La « Pointe Croisette » : un village au bout de Cannes
Il y a une cinquantaine d’années, les quartiers de Cannes se répartissaient comme des « villages » avec leurs propres coutumes, une identité particulière et une ambiance pour leurs habitants. Il y avait d’abord Le Suquet et la rue Grande (aujourd’hui rue Meynadier), considérés comme le cœur de la ville, la rue d’Antibes et La Croisette, consacrées aux commerces, La Californie, essentiellement résidentielle, et La Pointe Croisette, plus ou moins en quête d’identité.
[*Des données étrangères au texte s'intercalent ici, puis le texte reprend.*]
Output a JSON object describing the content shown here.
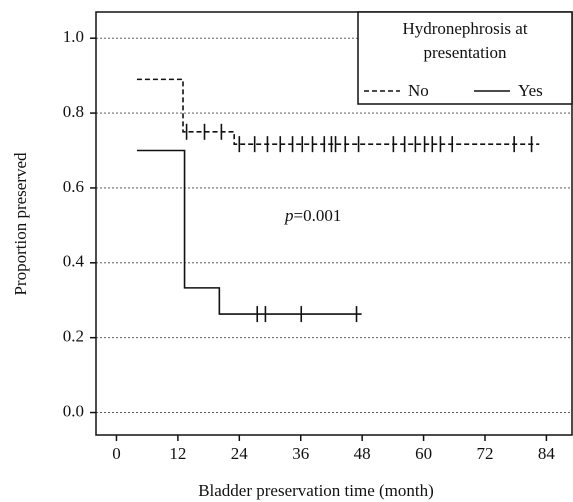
{
  "chart_data": {
    "type": "step",
    "x_label": "Bladder preservation time (month)",
    "y_label": "Proportion preserved",
    "xlim": [
      -4,
      89
    ],
    "xticks": [
      0,
      12,
      24,
      36,
      48,
      60,
      72,
      84
    ],
    "ylim": [
      -0.06,
      1.07
    ],
    "yticks": [
      {
        "value": 0,
        "label": "0.0"
      },
      {
        "value": 0.2,
        "label": "0.2"
      },
      {
        "value": 0.4,
        "label": "0.4"
      },
      {
        "value": 0.6,
        "label": "0.6"
      },
      {
        "value": 0.8,
        "label": "0.8"
      },
      {
        "value": 1,
        "label": "1.0"
      }
    ],
    "grid": true,
    "legend_title": [
      "Hydronephrosis at",
      "presentation"
    ],
    "annotation": [
      "p",
      "=0.001"
    ],
    "series": [
      {
        "name": "No",
        "color": "#111111",
        "dashed": true,
        "x": [
          4,
          13,
          23,
          82.6
        ],
        "values": [
          0.89,
          0.75,
          0.717,
          0.717
        ],
        "censor_x": [
          13.7,
          17.2,
          20.5,
          24.0,
          27.0,
          29.5,
          32.0,
          34.4,
          36.3,
          38.3,
          40.6,
          42.0,
          42.8,
          44.7,
          47.3,
          54.1,
          56.3,
          58.4,
          60.2,
          61.7,
          63.3,
          65.6,
          77.7,
          81.1
        ],
        "censor_values": [
          0.75,
          0.75,
          0.75,
          0.717,
          0.717,
          0.717,
          0.717,
          0.717,
          0.717,
          0.717,
          0.717,
          0.717,
          0.717,
          0.717,
          0.717,
          0.717,
          0.717,
          0.717,
          0.717,
          0.717,
          0.717,
          0.717,
          0.717,
          0.717
        ]
      },
      {
        "name": "Yes",
        "color": "#111111",
        "dashed": false,
        "x": [
          4,
          13.3,
          20.1,
          47.9
        ],
        "values": [
          0.7,
          0.333,
          0.263,
          0.263
        ],
        "censor_x": [
          27.5,
          29.1,
          36.1,
          46.9
        ],
        "censor_values": [
          0.263,
          0.263,
          0.263,
          0.263
        ]
      }
    ]
  }
}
- l'ex et très regrettée Piscine du Palm Beach Casino au début des années 70 - photo AD -
Délimitée au nord par la voie ferrée et au sud par le Palm Beach et la mer, la Pointe Croisette était plutôt séparée en deux. Au nord, il y avait la Place Saint Jin Jin, son école et le stade de football des Hespérides, au sud, la Place de l’Étang, ses boulistes, le casino du Palm Beach l’été et l’emblématique « Whisky à Gogo », avec comme axe principal l’avenue de Lérins. L’été le « quartier » sud était très vivant, avec les stars qui venaient jouer aux boules (Eddy Barclay, Charles Aznavour et Henri Salvador étaient des habitués), les joueurs vêtus sur leur « trente et un » qui allaient au casino où il n’y avait que les jeux de table, le Whisky à Gogo créé par Paul Pacini qui attirait tous les noceurs, et un petit restaurant très animé au bord de la Place de l’Etang, « Chez Jeanne », un boucher et un marchand de légumes. Le quartier nord lui, paisible pendant les vacances scolaires, s’enorgueillissait du seul « Bon Lait » de la presqu’île.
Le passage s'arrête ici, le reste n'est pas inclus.